It seems odd to write a new OS in C at this late date.

SerenityOS is in modern C++, and benefits enormously.

2011 is late? Or are you referring to OSes in general?

Any C program, including an OS kernel and its apparatus, can be transitioned seamlessly to C++ in a day, and then modernized at leisure. Ten years is plenty of time for that.

This is sooooo not true. It might compile with a C++ compiler but they're two entirely different langs and the best code looks very different between the two.

Plus, C++ requires extra setup at the kernel level given the init code.

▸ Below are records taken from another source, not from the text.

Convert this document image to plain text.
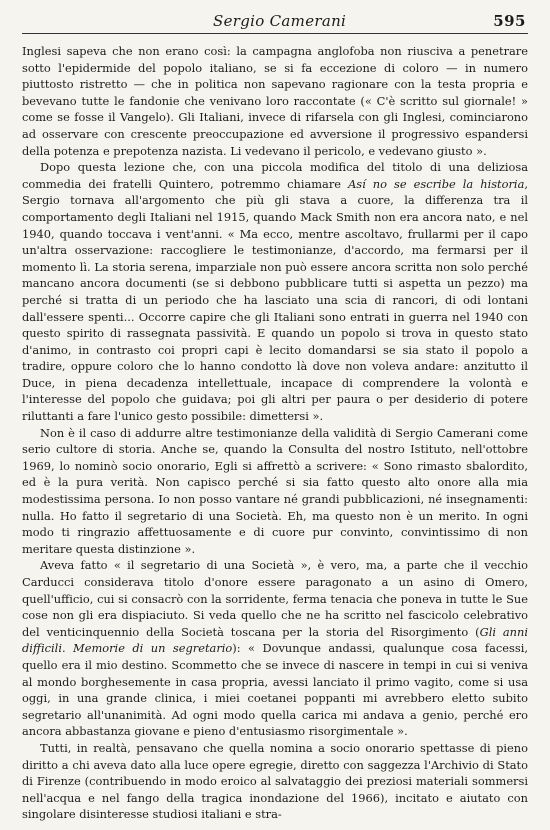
Sergio Camerani	595

Inglesi sapeva che non erano così: la campagna anglofoba non riusciva a penetrare sotto l'epidermide del popolo italiano, se si fa eccezione di coloro — in numero piuttosto ristretto — che in politica non sapevano ragionare con la testa propria e bevevano tutte le fandonie che venivano loro raccontate (« C'è scritto sul giornale! » come se fosse il Vangelo). Gli Italiani, invece di rifarsela con gli Inglesi, cominciarono ad osservare con crescente preoccupazione ed avversione il progressivo espandersi della potenza e prepotenza nazista. Li vedevano il pericolo, e vedevano giusto ».

Dopo questa lezione che, con una piccola modifica del titolo di una deliziosa commedia dei fratelli Quintero, potremmo chiamare Así no se escribe la historia, Sergio tornava all'argomento che più gli stava a cuore, la differenza tra il comportamento degli Italiani nel 1915, quando Mack Smith non era ancora nato, e nel 1940, quando toccava i vent'anni. « Ma ecco, mentre ascoltavo, frullarmi per il capo un'altra osservazione: raccogliere le testimonianze, d'accordo, ma fermarsi per il momento lì. La storia serena, imparziale non può essere ancora scritta non solo perché mancano ancora documenti (se si debbono pubblicare tutti si aspetta un pezzo) ma perché si tratta di un periodo che ha lasciato una scia di rancori, di odi lontani dall'essere spenti... Occorre capire che gli Italiani sono entrati in guerra nel 1940 con questo spirito di rassegnata passività. E quando un popolo si trova in questo stato d'animo, in contrasto coi propri capi è lecito domandarsi se sia stato il popolo a tradire, oppure coloro che lo hanno condotto là dove non voleva andare: anzitutto il Duce, in piena decadenza intellettuale, incapace di comprendere la volontà e l'interesse del popolo che guidava; poi gli altri per paura o per desiderio di potere riluttanti a fare l'unico gesto possibile: dimettersi ».

Non è il caso di addurre altre testimonianze della validità di Sergio Camerani come serio cultore di storia. Anche se, quando la Consulta del nostro Istituto, nell'ottobre 1969, lo nominò socio onorario, Egli si affrettò a scrivere: « Sono rimasto sbalordito, ed è la pura verità. Non capisco perché si sia fatto questo alto onore alla mia modestissima persona. Io non posso vantare né grandi pubblicazioni, né insegnamenti: nulla. Ho fatto il segretario di una Società. Eh, ma questo non è un merito. In ogni modo ti ringrazio affettuosamente e di cuore pur convinto, convintissimo di non meritare questa distinzione ».

Aveva fatto « il segretario di una Società », è vero, ma, a parte che il vecchio Carducci considerava titolo d'onore essere paragonato a un asino di Omero, quell'ufficio, cui si consacrò con la sorridente, ferma tenacia che poneva in tutte le Sue cose non gli era dispiaciuto. Si veda quello che ne ha scritto nel fascicolo celebrativo del venticinquennio della Società toscana per la storia del Risorgimento (Gli anni difficili. Memorie di un segretario): « Dovunque andassi, qualunque cosa facessi, quello era il mio destino. Scommetto che se invece di nascere in tempi in cui si veniva al mondo borghesemente in casa propria, avessi lanciato il primo vagito, come si usa oggi, in una grande clinica, i miei coetanei poppanti mi avrebbero eletto subito segretario all'unanimità. Ad ogni modo quella carica mi andava a genio, perché ero ancora abbastanza giovane e pieno d'entusiasmo risorgimentale ».

Tutti, in realtà, pensavano che quella nomina a socio onorario spettasse di pieno diritto a chi aveva dato alla luce opere egregie, diretto con saggezza l'Archivio di Stato di Firenze (contribuendo in modo eroico al salvataggio dei preziosi materiali sommersi nell'acqua e nel fango della tragica inondazione del 1966), incitato e aiutato con singolare disinteresse studiosi italiani e stra-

It also requires manually designing your vtables.

Also, verifying C (if you ever go that route) is many times easier than verifying C++.

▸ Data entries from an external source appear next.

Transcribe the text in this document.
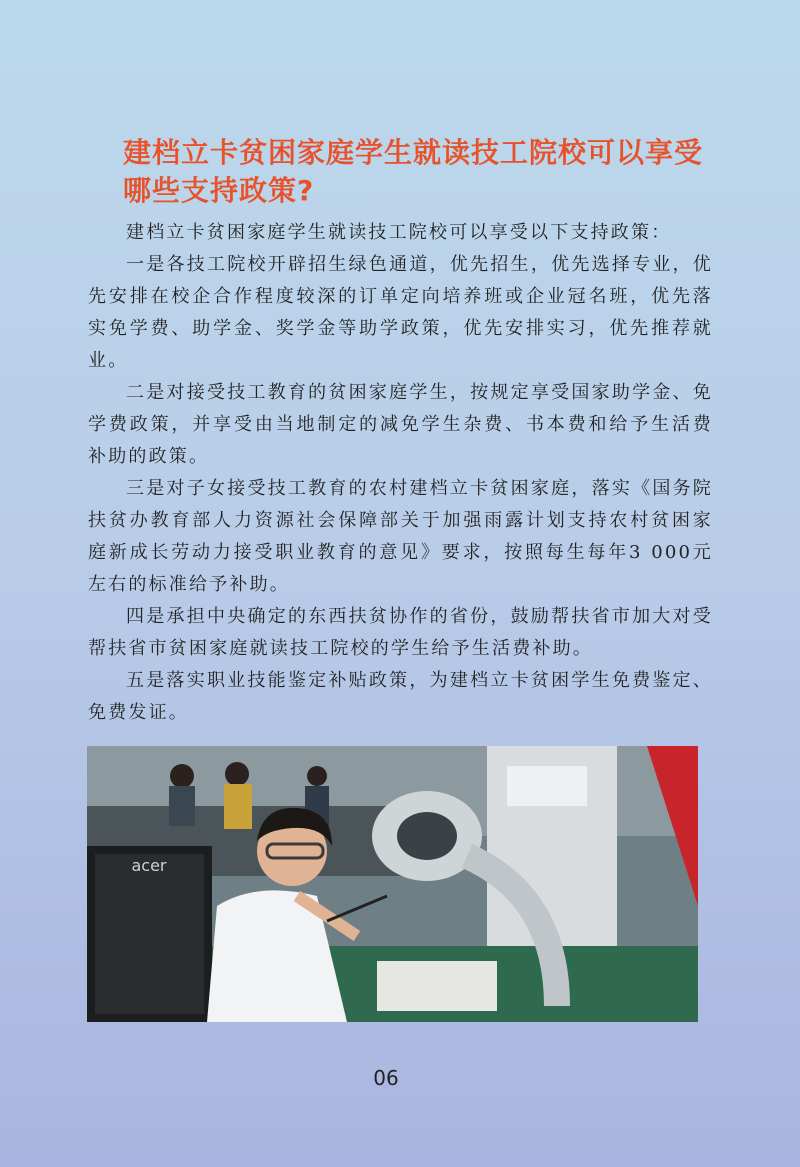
建档立卡贫困家庭学生就读技工院校可以享受哪些支持政策?

建档立卡贫困家庭学生就读技工院校可以享受以下支持政策：

一是各技工院校开辟招生绿色通道，优先招生，优先选择专业，优先安排在校企合作程度较深的订单定向培养班或企业冠名班，优先落实免学费、助学金、奖学金等助学政策，优先安排实习，优先推荐就业。

二是对接受技工教育的贫困家庭学生，按规定享受国家助学金、免学费政策，并享受由当地制定的减免学生杂费、书本费和给予生活费补助的政策。

三是对子女接受技工教育的农村建档立卡贫困家庭，落实《国务院扶贫办教育部人力资源社会保障部关于加强雨露计划支持农村贫困家庭新成长劳动力接受职业教育的意见》要求，按照每生每年3 000元左右的标准给予补助。

四是承担中央确定的东西扶贫协作的省份，鼓励帮扶省市加大对受帮扶省市贫困家庭就读技工院校的学生给予生活费补助。

五是落实职业技能鉴定补贴政策，为建档立卡贫困学生免费鉴定、免费发证。

acer
06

Also C compiles faster in many cases, easing development.

Plus C doesn't bark at you about certain ASM-isms that are frequently found in kernel code.

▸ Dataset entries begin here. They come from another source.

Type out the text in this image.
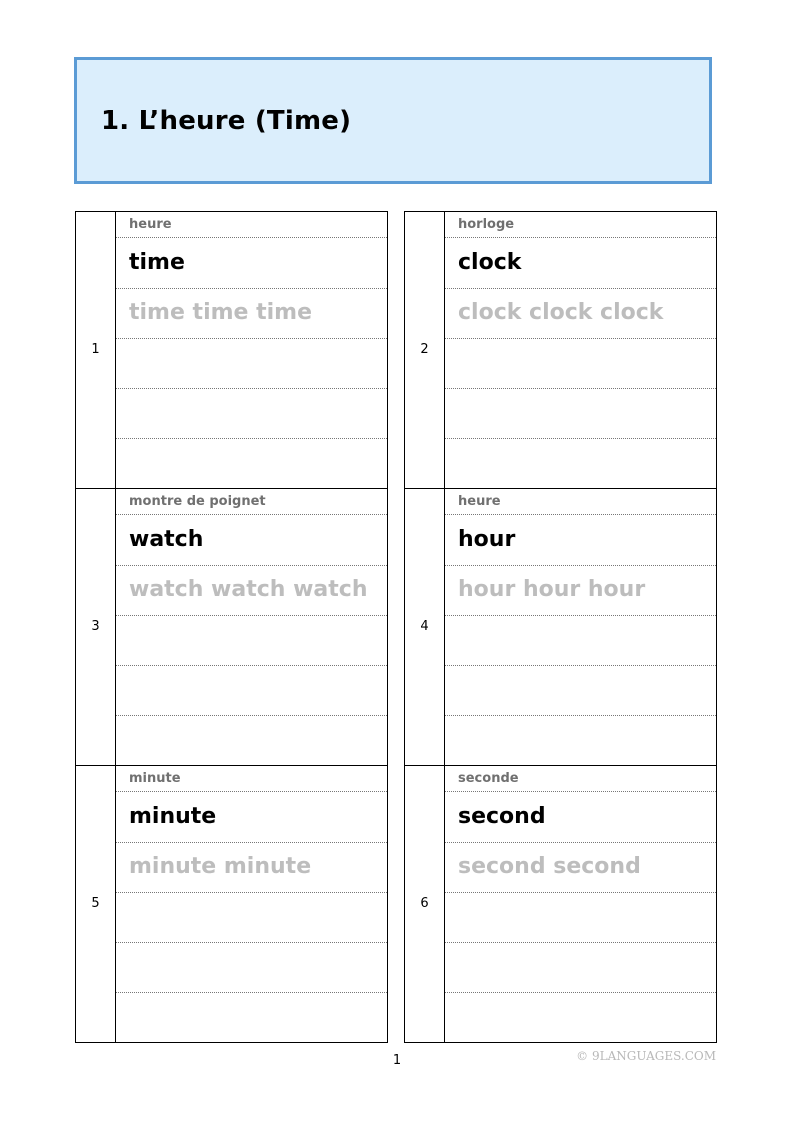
1. L’heure (Time)
1
heure
time
time time time
2
horloge
clock
clock clock clock
3
montre de poignet
watch
watch watch watch
4
heure
hour
hour hour hour
5
minute
minute
minute minute
6
seconde
second
second second
1	© 9LANGUAGES.COM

Plus C is arguably easier to reason about.

Plus C++ standard library can't be used anyway and auto pointers aren't really that much of a concern at the kernel level

Plus you're doing a lot of init work that never returns thus automatic destructors aren't as useful.

Also C is just fun, and perfectly suited for the task.

> Plus C++ standard library can't be used anyway and auto pointers aren't really that much of a concern at the kernel level

https://github.com/microsoft/wil

"Ah, but that isn't used on the Windows kernel" would be the expected reply, well

https://community.osr.com/discussion/291326/the-new-wil-libr...

"Microsoft's toolchain does not ship a copy of the STL that works in kernel mode. Partly this is because the kernel's CRT doesn't support C++ exceptions. (And partly this is because I/O is wildly different in kernel, so you'd have to rewrite the implementation of all the I/O libraries.)

But for kernel developers, wil ships a subset of an STL implementation. To avoid conflicting with the real STL, it's available under the wistd namespace. The rule of thumb is that wistd::foo is a drop-in replacement for std::foo."